Vol. 14, No. 2 May 2010
Taking Care of Children's Health
North Carolina county departments of social services are responsible for making sure children in foster care are safe and well until they can return home.
On a day-to-day basis, however, foster parents and kinship caregivers are the leaders when it comes to meeting children’s health and wellness needs. This can be a huge commitment, because as a group, children in foster care have a great many health, mental health, dental, and developmental needs.
Indeed, researchers have concluded that children in foster care have more health problems than any other group in America, including children who are homeless and those living in the poorest parts of inner cities (sources cited in Grayson, 2003).

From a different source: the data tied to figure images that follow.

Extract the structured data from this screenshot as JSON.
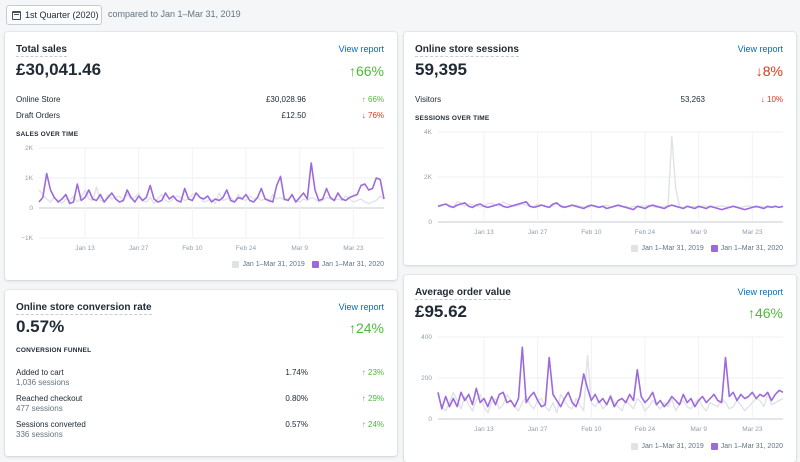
{
  "toolbar": {
    "date_range_label": "1st Quarter (2020)",
    "compare_label": "compared to Jan 1–Mar 31, 2019"
  },
  "colors": {
    "current": "#9c6ade",
    "previous": "#dfe3e8",
    "up": "#50b83c",
    "down": "#de3618",
    "link": "#006fbb"
  },
  "legend": {
    "previous": "Jan 1–Mar 31, 2019",
    "current": "Jan 1–Mar 31, 2020"
  },
  "x_ticks": [
    "Jan 13",
    "Jan 27",
    "Feb 10",
    "Feb 24",
    "Mar 9",
    "Mar 23"
  ],
  "total_sales": {
    "title": "Total sales",
    "view_report": "View report",
    "value": "£30,041.46",
    "delta": "↑66%",
    "rows": [
      {
        "label": "Online Store",
        "value": "£30,028.96",
        "delta": "↑ 66%"
      },
      {
        "label": "Draft Orders",
        "value": "£12.50",
        "delta": "↓ 76%"
      }
    ],
    "chart_label": "SALES OVER TIME",
    "y_ticks": [
      "2K",
      "1K",
      "0",
      "−1K"
    ]
  },
  "sessions": {
    "title": "Online store sessions",
    "view_report": "View report",
    "value": "59,395",
    "delta": "↓8%",
    "rows": [
      {
        "label": "Visitors",
        "value": "53,263",
        "delta": "↓ 10%"
      }
    ],
    "chart_label": "SESSIONS OVER TIME",
    "y_ticks": [
      "4K",
      "2K",
      "0"
    ]
  },
  "conversion": {
    "title": "Online store conversion rate",
    "view_report": "View report",
    "value": "0.57%",
    "delta": "↑24%",
    "funnel_label": "CONVERSION FUNNEL",
    "rows": [
      {
        "label": "Added to cart",
        "sub": "1,036 sessions",
        "value": "1.74%",
        "delta": "↑ 23%"
      },
      {
        "label": "Reached checkout",
        "sub": "477 sessions",
        "value": "0.80%",
        "delta": "↑ 29%"
      },
      {
        "label": "Sessions converted",
        "sub": "336 sessions",
        "value": "0.57%",
        "delta": "↑ 24%"
      }
    ]
  },
  "aov": {
    "title": "Average order value",
    "view_report": "View report",
    "value": "£95.62",
    "delta": "↑46%",
    "y_ticks": [
      "400",
      "200",
      "0"
    ]
  },
  "chart_data": [
    {
      "type": "line",
      "title": "SALES OVER TIME",
      "ylim": [
        -1000,
        2000
      ],
      "x_tick_labels": [
        "Jan 13",
        "Jan 27",
        "Feb 10",
        "Feb 24",
        "Mar 9",
        "Mar 23"
      ],
      "series": [
        {
          "name": "Jan 1–Mar 31, 2019",
          "values": [
            600,
            450,
            300,
            200,
            350,
            250,
            150,
            300,
            250,
            400,
            200,
            350,
            600,
            300,
            250,
            700,
            250,
            200,
            450,
            300,
            350,
            400,
            250,
            450,
            300,
            350,
            500,
            250,
            200,
            350,
            150,
            300,
            450,
            250,
            200,
            300,
            400,
            350,
            250,
            300,
            450,
            500,
            350,
            200,
            250,
            300,
            150,
            500,
            250,
            300,
            350,
            200,
            450,
            300,
            250,
            400,
            300,
            350,
            250,
            300,
            200,
            450,
            300,
            350,
            250,
            300,
            400,
            250,
            200,
            300,
            250,
            350,
            300,
            200,
            250,
            350,
            300,
            250,
            300,
            250,
            400,
            300,
            200,
            250,
            300,
            200,
            150,
            200,
            250,
            400,
            300
          ]
        },
        {
          "name": "Jan 1–Mar 31, 2020",
          "values": [
            200,
            350,
            1150,
            600,
            350,
            200,
            300,
            450,
            150,
            200,
            800,
            250,
            350,
            600,
            300,
            250,
            450,
            200,
            350,
            500,
            300,
            200,
            250,
            600,
            350,
            200,
            400,
            250,
            350,
            750,
            300,
            200,
            250,
            500,
            300,
            400,
            250,
            200,
            650,
            300,
            250,
            500,
            350,
            300,
            400,
            200,
            300,
            250,
            350,
            600,
            250,
            200,
            350,
            300,
            450,
            250,
            200,
            350,
            650,
            300,
            250,
            200,
            750,
            1050,
            300,
            250,
            450,
            200,
            350,
            500,
            300,
            1500,
            600,
            250,
            300,
            650,
            350,
            250,
            500,
            300,
            250,
            350,
            400,
            450,
            750,
            800,
            600,
            650,
            1000,
            950,
            300
          ]
        }
      ]
    },
    {
      "type": "line",
      "title": "SESSIONS OVER TIME",
      "ylim": [
        0,
        4000
      ],
      "x_tick_labels": [
        "Jan 13",
        "Jan 27",
        "Feb 10",
        "Feb 24",
        "Mar 9",
        "Mar 23"
      ],
      "series": [
        {
          "name": "Jan 1–Mar 31, 2019",
          "values": [
            700,
            720,
            800,
            750,
            680,
            900,
            850,
            700,
            800,
            750,
            720,
            680,
            700,
            800,
            850,
            750,
            700,
            900,
            800,
            750,
            700,
            720,
            800,
            750,
            680,
            700,
            800,
            750,
            700,
            650,
            720,
            800,
            750,
            700,
            680,
            720,
            750,
            700,
            680,
            650,
            700,
            720,
            680,
            700,
            750,
            650,
            700,
            720,
            680,
            700,
            650,
            700,
            680,
            720,
            700,
            750,
            700,
            650,
            680,
            700,
            720,
            3800,
            1500,
            700,
            650,
            700,
            680,
            700,
            650,
            720,
            700,
            680,
            650,
            700,
            720,
            680,
            650,
            700,
            680,
            650,
            700,
            720,
            680,
            650,
            700,
            680,
            650,
            700,
            680,
            650,
            700
          ]
        },
        {
          "name": "Jan 1–Mar 31, 2020",
          "values": [
            700,
            750,
            800,
            700,
            650,
            750,
            800,
            850,
            700,
            650,
            750,
            800,
            700,
            650,
            700,
            750,
            800,
            700,
            650,
            700,
            750,
            800,
            850,
            900,
            700,
            650,
            700,
            750,
            700,
            650,
            800,
            850,
            700,
            650,
            700,
            750,
            700,
            650,
            600,
            700,
            750,
            700,
            650,
            700,
            600,
            650,
            700,
            750,
            700,
            650,
            600,
            550,
            700,
            650,
            600,
            700,
            750,
            700,
            650,
            600,
            700,
            750,
            700,
            650,
            600,
            700,
            650,
            600,
            700,
            650,
            600,
            700,
            650,
            600,
            550,
            600,
            650,
            700,
            650,
            600,
            550,
            600,
            650,
            700,
            650,
            600,
            700,
            650,
            700,
            650,
            700
          ]
        }
      ]
    },
    {
      "type": "line",
      "title": "Average order value",
      "ylim": [
        0,
        400
      ],
      "x_tick_labels": [
        "Jan 13",
        "Jan 27",
        "Feb 10",
        "Feb 24",
        "Mar 9",
        "Mar 23"
      ],
      "series": [
        {
          "name": "Jan 1–Mar 31, 2019",
          "values": [
            120,
            60,
            40,
            80,
            130,
            90,
            50,
            110,
            70,
            40,
            90,
            120,
            60,
            30,
            80,
            100,
            50,
            70,
            120,
            90,
            60,
            40,
            80,
            110,
            70,
            50,
            90,
            100,
            60,
            40,
            80,
            30,
            120,
            90,
            60,
            50,
            100,
            70,
            40,
            310,
            80,
            60,
            90,
            50,
            70,
            120,
            80,
            60,
            40,
            90,
            70,
            50,
            100,
            80,
            40,
            60,
            90,
            70,
            50,
            80,
            60,
            100,
            40,
            70,
            90,
            60,
            50,
            80,
            100,
            60,
            40,
            80,
            70,
            60,
            100,
            80,
            50,
            60,
            90,
            70,
            40,
            60,
            80,
            100,
            90,
            60,
            120,
            70,
            80,
            90,
            100
          ]
        },
        {
          "name": "Jan 1–Mar 31, 2020",
          "values": [
            130,
            50,
            110,
            60,
            100,
            60,
            130,
            90,
            120,
            70,
            150,
            80,
            100,
            60,
            110,
            70,
            120,
            130,
            80,
            90,
            60,
            100,
            350,
            80,
            110,
            130,
            90,
            60,
            70,
            300,
            120,
            90,
            60,
            100,
            130,
            80,
            60,
            110,
            220,
            150,
            90,
            120,
            80,
            100,
            70,
            110,
            60,
            90,
            100,
            80,
            120,
            90,
            240,
            110,
            80,
            100,
            130,
            70,
            90,
            60,
            80,
            110,
            90,
            70,
            120,
            80,
            100,
            60,
            90,
            110,
            80,
            100,
            120,
            90,
            80,
            300,
            110,
            130,
            90,
            120,
            100,
            110,
            130,
            100,
            120,
            110,
            130,
            90,
            120,
            140,
            130
          ]
        }
      ]
    }
  ]
}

Yet no matter what their children’s needs are, relative caregivers and foster parents step up to do what must be done. They take children to counseling and medical appointments, learn how to care for them when they are sick, feed them nutritious food, and do everything they can to help them grow up healthy and strong.
Yet just like DSS agencies, they can’t do it all themselves. To meet children’s needs they need supportive partners.
If you’re caring for a child in foster care, your main source of support must be your supervising agency. Other sources of information and support include birth parents, doctors, nutritionists, and health and mental health-focused organizations.
This issue of Fostering Perspectives will connect you with information to help you care for the children in your lives.